What soon becomes clear, however, is that Dakota Johnson has lived her entire life with a heightened sensory awareness. “When I was little, I was very aware of how fabrics felt on my body,” she says. “I loved the way my mother dressed, so I wanted to wear jeans, but I had to wear tights underneath, because I didn’t like how denim felt on my skin.” She’d pair them with Mary-Janes—“because The Wizard of Oz”—and a flower-embroidered mesh vest she thought was “pretty rad,” and because her mother, Melanie Griffith, wore sunglasses, she did too. “I looked like an insane person.”
That sensitivity has followed her into adulthood. “I say to Kate [Young, her stylist]: no turtlenecks, no mohair,” she adds. “It gets stuck in my mouth.” In fact, it was the absence of fabric altogether that drew her to the look she wore to Alessandro Michele’s spring 2026 Haute Couture presentation for Valentino: a feather-cuffed, boxy-shouldered, matelassé shrug over a pussy-bow leopard-print blouse, tucked into lace micro-shorts, with floral-embroidered tights, and metal-tipped, ankle-strapped, pin-thin-heeled Rockstud—these are, Devil Wears Prada or not, going to be a thing once more—pumps. “No pants feel like home to me,” she says, her team erupting in another fit of laughter again. “And Alessandro is one of the great loves of my life. I love following his creative genius and I love watching his mind and heart work and I just feel honored to be on this journey with him.”
Johnson took her place in the audience beside Michele’s latest recruit, Lily Allen, to watch the collection reveal itself through a series of Kaiserpanoramas—a form of stereoscopic entertainment that predates cinema—staged at the Tennis Club de Paris. As spectators stood to peep through little squares built into the walls, models found their light one by one, beginning with a dress draped in 1980s fashion, plunging to a knot at the navel with full, batwing sleeves in a Valentino red—an ode, of course, to the Pantone-protected shade invented by the house’s founder Valentino Garavani, who passed away in Rome a week and a half ago, aged 93—and closed on a show-stopping, pleated, faded-gold lamé ball gown, cinched into an elaborate, cheese-cutter waist. “There are many, many moments that Alessandro and I have had together,” Johnson says. “And that I will never speak about.”

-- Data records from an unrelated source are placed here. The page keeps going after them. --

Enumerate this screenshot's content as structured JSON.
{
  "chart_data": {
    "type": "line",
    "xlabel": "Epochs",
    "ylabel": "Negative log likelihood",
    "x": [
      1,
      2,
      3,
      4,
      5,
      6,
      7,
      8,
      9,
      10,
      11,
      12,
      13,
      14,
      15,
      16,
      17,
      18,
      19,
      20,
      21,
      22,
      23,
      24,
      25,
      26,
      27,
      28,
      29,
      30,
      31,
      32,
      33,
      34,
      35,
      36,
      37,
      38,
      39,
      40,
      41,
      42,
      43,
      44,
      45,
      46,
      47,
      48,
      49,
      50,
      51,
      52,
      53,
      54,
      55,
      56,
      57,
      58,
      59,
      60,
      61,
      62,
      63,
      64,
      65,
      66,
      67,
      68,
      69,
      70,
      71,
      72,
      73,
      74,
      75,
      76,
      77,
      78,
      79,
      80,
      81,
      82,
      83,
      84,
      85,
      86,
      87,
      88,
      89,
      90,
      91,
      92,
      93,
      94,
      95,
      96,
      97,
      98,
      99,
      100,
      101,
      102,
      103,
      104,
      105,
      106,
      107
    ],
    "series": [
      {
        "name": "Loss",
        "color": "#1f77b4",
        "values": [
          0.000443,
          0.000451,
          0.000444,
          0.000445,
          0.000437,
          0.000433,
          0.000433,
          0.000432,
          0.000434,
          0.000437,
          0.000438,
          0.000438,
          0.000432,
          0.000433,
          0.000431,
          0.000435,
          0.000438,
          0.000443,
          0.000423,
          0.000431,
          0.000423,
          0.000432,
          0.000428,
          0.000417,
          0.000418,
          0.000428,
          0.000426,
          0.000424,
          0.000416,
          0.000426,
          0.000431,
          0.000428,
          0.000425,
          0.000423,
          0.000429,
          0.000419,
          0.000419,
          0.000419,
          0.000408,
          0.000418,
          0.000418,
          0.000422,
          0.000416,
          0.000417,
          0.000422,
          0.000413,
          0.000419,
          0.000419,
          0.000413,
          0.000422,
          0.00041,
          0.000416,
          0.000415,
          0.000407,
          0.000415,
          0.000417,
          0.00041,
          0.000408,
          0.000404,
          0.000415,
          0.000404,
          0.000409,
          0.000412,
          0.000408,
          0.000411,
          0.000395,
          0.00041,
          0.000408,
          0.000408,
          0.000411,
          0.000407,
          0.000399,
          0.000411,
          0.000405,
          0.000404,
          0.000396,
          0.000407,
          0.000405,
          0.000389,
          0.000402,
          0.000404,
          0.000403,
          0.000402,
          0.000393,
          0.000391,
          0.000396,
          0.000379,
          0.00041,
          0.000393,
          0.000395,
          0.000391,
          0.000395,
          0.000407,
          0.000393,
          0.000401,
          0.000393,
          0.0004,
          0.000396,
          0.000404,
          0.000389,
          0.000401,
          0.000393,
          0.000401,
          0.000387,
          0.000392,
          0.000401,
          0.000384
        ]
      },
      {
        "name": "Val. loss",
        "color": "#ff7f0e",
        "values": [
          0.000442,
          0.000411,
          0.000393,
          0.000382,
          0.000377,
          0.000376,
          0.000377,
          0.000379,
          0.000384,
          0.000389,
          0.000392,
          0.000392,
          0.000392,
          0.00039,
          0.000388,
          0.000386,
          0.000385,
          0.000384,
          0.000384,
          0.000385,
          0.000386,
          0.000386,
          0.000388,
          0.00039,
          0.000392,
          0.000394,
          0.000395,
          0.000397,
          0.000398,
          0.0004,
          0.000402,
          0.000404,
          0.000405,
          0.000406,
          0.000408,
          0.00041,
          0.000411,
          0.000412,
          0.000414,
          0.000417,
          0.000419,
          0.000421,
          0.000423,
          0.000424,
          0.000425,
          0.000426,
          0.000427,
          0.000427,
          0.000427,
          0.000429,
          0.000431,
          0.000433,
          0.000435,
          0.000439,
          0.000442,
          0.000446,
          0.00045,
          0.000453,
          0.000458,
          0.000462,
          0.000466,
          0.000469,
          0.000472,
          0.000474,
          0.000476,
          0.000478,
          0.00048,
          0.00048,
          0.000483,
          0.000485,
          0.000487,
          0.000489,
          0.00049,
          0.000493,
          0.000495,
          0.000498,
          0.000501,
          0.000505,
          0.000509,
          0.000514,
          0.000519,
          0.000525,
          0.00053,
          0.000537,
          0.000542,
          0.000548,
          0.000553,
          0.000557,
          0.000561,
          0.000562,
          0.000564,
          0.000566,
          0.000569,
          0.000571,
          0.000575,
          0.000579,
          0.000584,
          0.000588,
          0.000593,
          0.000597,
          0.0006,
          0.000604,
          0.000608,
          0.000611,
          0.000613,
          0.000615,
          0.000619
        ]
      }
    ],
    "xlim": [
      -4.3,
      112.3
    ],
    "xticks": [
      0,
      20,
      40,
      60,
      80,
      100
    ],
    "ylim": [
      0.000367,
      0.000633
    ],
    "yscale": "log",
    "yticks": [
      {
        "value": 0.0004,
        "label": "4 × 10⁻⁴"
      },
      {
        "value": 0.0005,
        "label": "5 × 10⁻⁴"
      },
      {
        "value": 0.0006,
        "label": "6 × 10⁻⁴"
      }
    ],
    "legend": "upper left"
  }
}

It’s been a while since Johnson attended more than one show per season—and that’s unlikely to change, given that she was recently announced as Valentino’s global brand ambassador—but you get the sense she’s perfectly content with that. “I am always grateful to witness beautiful art at work,” she says. “But I often feel intimidated by fashion week, because of the volume of people, and the plethora of conversations about clothing.” (This is, after all, the same person who explains her approach to dress with lines such as: “I’m wearing a dress, and whatever story you wanna make up in your mind, that’s the right one.”) Which, frankly, I understand: the absolute last thing I want to do at fashion week is talk about fashion. Still, Johnson has more to say than she lets on. “I’m into a lingerie moment, a slip dress over jeans, or panties over tights.” And as for what she’s really not into? “Shorts, in general. I don’t like them,” she says, her finger practically hovering over the recorder. “That’s it. We did it.”